While I agree with the author’s conclusion, I also add that being careful about that what we post in a public forum might not be a bad habit to get into, after all.  Her frustration with Facebook is quite palpable, but I’m not sure cutting off our nose to spite our face is a good solution.  Nor am I completely certain that there was ever some golden age where vulnerability on any online platform could be safely protected and manipulation of intimacy did not exist.  Secrets have a way of spilling out, even among friends, and even in real life.  

Nothing can be covered up forever and the paradoxical reality about success and increased exposure is that the larger a profile a person has, the more public is his or her life.  When I was growing up, my mother frequently invoked the old saying that just because you have dirty laundry doesn’t mean you ought to put it out on the front porch for all to see.  I’ve always disagreed with the statement and what it implies, because I think being vulnerable need not be purely irresponsible.  It’s a matter of degree and it’s a matter of balance.      
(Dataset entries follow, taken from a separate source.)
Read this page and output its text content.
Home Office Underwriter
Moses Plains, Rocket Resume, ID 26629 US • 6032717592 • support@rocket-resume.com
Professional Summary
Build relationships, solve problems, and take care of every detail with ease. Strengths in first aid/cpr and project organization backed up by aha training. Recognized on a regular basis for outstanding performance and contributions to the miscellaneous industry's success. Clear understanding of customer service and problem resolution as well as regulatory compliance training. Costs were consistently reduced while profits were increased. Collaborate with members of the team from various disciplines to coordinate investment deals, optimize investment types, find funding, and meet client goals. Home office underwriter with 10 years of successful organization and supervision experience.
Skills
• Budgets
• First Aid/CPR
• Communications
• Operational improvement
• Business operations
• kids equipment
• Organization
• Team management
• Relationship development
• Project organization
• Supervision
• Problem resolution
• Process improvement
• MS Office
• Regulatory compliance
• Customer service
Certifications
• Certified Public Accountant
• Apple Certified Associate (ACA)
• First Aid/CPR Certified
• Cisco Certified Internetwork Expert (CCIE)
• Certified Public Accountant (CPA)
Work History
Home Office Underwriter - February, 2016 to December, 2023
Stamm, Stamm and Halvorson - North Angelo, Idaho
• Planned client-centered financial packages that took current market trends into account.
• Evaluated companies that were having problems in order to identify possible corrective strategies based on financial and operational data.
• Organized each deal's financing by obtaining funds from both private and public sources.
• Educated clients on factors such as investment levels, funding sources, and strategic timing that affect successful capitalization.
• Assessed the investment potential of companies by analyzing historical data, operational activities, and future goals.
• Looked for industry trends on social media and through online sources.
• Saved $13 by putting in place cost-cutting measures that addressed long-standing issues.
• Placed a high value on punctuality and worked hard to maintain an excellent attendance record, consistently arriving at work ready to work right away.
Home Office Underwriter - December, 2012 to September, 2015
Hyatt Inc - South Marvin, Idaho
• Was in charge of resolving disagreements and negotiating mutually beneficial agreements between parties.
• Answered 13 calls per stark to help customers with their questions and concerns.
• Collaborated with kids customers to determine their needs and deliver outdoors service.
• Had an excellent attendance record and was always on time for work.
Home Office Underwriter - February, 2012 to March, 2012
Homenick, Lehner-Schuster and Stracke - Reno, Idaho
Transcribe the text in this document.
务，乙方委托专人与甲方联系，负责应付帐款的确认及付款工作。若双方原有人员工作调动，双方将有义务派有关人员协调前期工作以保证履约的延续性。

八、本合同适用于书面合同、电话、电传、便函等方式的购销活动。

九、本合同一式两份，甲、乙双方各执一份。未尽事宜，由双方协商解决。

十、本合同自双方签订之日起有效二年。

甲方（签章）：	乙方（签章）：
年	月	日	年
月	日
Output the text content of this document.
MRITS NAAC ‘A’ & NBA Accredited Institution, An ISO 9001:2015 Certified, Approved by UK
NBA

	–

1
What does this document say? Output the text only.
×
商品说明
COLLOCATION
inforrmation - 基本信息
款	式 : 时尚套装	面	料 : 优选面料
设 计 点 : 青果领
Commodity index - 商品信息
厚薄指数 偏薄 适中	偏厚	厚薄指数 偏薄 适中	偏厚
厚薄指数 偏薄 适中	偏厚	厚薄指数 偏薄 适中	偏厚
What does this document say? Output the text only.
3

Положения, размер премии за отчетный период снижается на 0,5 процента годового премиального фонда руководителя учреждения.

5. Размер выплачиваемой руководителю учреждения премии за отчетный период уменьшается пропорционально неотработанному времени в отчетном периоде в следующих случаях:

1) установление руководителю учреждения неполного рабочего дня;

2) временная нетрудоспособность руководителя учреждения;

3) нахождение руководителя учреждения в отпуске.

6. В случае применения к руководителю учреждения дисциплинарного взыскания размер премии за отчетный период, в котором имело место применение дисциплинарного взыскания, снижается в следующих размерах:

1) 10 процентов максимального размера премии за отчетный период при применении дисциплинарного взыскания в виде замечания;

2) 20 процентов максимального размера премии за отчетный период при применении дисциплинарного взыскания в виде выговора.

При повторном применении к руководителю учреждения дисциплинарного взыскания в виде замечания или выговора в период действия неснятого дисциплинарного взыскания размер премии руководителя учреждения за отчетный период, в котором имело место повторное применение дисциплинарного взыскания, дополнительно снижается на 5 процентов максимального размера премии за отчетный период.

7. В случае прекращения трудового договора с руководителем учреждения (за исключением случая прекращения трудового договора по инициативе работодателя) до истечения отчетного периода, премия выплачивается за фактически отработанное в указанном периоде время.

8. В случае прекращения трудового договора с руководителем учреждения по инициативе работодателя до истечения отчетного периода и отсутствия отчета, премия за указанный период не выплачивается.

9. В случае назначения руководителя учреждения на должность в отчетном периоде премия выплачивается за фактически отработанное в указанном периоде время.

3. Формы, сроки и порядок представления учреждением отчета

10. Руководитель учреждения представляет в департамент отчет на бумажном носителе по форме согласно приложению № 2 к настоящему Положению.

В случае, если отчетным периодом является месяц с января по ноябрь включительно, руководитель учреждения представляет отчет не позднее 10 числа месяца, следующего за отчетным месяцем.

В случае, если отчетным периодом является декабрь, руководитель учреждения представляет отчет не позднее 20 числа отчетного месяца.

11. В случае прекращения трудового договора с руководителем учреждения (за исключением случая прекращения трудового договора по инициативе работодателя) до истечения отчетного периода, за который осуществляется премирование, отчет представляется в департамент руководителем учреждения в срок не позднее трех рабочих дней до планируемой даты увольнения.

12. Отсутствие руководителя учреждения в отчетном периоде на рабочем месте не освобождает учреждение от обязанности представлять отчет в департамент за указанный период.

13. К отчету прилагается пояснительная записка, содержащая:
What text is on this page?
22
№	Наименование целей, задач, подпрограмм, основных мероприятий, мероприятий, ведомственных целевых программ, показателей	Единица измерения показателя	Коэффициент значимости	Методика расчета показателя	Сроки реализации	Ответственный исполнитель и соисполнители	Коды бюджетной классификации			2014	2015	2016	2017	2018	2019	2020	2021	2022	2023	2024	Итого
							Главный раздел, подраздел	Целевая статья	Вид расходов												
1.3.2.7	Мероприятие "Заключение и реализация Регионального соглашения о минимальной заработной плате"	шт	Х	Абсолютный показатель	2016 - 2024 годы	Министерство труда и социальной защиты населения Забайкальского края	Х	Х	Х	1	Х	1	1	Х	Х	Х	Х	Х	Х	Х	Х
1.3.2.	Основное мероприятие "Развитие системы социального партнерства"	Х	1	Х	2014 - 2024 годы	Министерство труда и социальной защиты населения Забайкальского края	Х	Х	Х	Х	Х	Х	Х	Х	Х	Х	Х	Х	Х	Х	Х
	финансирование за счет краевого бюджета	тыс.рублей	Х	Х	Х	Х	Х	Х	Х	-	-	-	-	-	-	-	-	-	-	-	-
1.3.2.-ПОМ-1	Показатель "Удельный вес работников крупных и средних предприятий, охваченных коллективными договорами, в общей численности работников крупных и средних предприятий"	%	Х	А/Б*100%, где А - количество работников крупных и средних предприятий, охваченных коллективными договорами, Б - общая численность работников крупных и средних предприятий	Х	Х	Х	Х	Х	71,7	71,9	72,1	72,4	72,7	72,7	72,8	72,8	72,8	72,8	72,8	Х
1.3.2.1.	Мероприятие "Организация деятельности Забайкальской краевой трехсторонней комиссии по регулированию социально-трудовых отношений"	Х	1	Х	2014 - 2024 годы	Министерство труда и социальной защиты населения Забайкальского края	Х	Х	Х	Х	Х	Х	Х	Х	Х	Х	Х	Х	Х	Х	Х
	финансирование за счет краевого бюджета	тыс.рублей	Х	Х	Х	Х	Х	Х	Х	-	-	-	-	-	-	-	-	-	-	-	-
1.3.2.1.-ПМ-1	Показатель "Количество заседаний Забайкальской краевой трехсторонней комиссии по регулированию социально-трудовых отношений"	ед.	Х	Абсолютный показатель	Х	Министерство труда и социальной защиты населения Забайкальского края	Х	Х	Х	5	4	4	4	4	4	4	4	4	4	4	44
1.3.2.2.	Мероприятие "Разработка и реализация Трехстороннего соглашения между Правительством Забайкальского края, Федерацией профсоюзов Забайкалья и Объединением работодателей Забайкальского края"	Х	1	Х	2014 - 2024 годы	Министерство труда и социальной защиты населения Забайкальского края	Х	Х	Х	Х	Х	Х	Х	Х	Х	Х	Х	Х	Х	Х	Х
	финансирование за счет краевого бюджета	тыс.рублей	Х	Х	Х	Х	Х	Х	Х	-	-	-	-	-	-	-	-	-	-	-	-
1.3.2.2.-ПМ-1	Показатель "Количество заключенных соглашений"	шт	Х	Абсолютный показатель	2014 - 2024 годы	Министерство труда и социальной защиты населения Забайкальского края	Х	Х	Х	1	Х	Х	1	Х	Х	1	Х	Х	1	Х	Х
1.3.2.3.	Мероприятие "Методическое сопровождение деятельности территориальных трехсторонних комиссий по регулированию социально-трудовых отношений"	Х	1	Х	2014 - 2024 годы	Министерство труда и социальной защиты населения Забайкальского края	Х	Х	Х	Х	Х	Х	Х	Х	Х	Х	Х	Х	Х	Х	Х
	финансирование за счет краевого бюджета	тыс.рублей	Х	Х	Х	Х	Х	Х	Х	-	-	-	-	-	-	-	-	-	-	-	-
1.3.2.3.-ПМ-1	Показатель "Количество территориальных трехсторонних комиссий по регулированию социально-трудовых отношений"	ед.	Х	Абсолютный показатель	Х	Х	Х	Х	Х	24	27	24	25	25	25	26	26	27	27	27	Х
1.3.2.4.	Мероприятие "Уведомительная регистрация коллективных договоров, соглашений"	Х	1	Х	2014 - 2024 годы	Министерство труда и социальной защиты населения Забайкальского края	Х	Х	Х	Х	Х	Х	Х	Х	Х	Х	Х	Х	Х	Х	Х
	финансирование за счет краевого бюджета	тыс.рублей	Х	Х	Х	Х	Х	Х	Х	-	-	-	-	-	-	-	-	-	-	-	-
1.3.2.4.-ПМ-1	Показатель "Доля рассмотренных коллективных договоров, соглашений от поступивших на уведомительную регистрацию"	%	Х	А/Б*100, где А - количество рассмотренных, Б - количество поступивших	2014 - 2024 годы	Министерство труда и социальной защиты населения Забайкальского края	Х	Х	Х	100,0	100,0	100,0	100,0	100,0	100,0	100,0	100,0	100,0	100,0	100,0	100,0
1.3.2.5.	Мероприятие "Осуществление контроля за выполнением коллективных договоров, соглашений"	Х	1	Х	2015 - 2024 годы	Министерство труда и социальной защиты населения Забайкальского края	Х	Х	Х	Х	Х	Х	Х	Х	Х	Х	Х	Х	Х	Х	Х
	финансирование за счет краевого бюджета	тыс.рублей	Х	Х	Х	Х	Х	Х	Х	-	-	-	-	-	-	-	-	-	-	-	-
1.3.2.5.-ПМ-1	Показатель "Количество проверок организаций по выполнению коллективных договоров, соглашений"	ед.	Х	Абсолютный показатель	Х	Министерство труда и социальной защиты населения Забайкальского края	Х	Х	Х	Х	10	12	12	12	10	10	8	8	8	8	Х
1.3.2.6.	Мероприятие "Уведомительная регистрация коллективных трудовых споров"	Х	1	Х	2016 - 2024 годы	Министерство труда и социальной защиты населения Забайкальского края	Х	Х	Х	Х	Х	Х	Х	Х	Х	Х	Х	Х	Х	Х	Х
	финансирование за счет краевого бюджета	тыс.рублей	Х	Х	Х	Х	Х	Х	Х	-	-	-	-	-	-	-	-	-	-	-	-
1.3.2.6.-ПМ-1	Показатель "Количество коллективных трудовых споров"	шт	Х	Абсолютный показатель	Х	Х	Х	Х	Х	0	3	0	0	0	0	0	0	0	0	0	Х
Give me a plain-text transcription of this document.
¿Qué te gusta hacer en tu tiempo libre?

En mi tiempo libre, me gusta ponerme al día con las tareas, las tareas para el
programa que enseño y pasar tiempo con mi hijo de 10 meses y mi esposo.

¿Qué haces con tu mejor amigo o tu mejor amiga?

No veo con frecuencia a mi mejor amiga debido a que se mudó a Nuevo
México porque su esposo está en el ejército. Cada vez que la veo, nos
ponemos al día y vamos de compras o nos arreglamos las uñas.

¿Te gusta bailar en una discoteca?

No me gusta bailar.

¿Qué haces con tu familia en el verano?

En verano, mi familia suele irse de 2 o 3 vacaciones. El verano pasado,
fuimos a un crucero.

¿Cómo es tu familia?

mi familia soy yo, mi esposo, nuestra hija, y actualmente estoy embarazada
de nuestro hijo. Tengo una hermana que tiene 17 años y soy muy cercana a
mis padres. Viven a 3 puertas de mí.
The internet has catered to a fickle side of who we are.  MySpace was once the end-all, be-all of social networking sites, and now it has given way to Facebook.  Twitter, not to be forgotten, has muscled its way into the public consciousness.  Anyone designing a social media network should keep in mind that success is ephemeral in the internet age and that one needs only look back roughly a decade to see all of the companies, platforms, programs and their ilk that have fallen out of public favor.  We are no longer beholden to brand loyalty, which is probably what separates Baby Boomers from their children regarding the strongest sense of disconnect.  

Today Facebook, tomorrow something else.  Whatever comes afterward will probably have to be monitored, too, but my belief in our economic system was that so long as we cling to Adam Smith’s invention, we will have to be our own regulators, but neither does this mean that all of our efforts should be devoted to plugging the dam.  I have no doubt that if we adopted socialism wholesale we’d need to be mindful of its shortcomings as well, but neither should we be utterly consumed with finding fault.  Life is too short.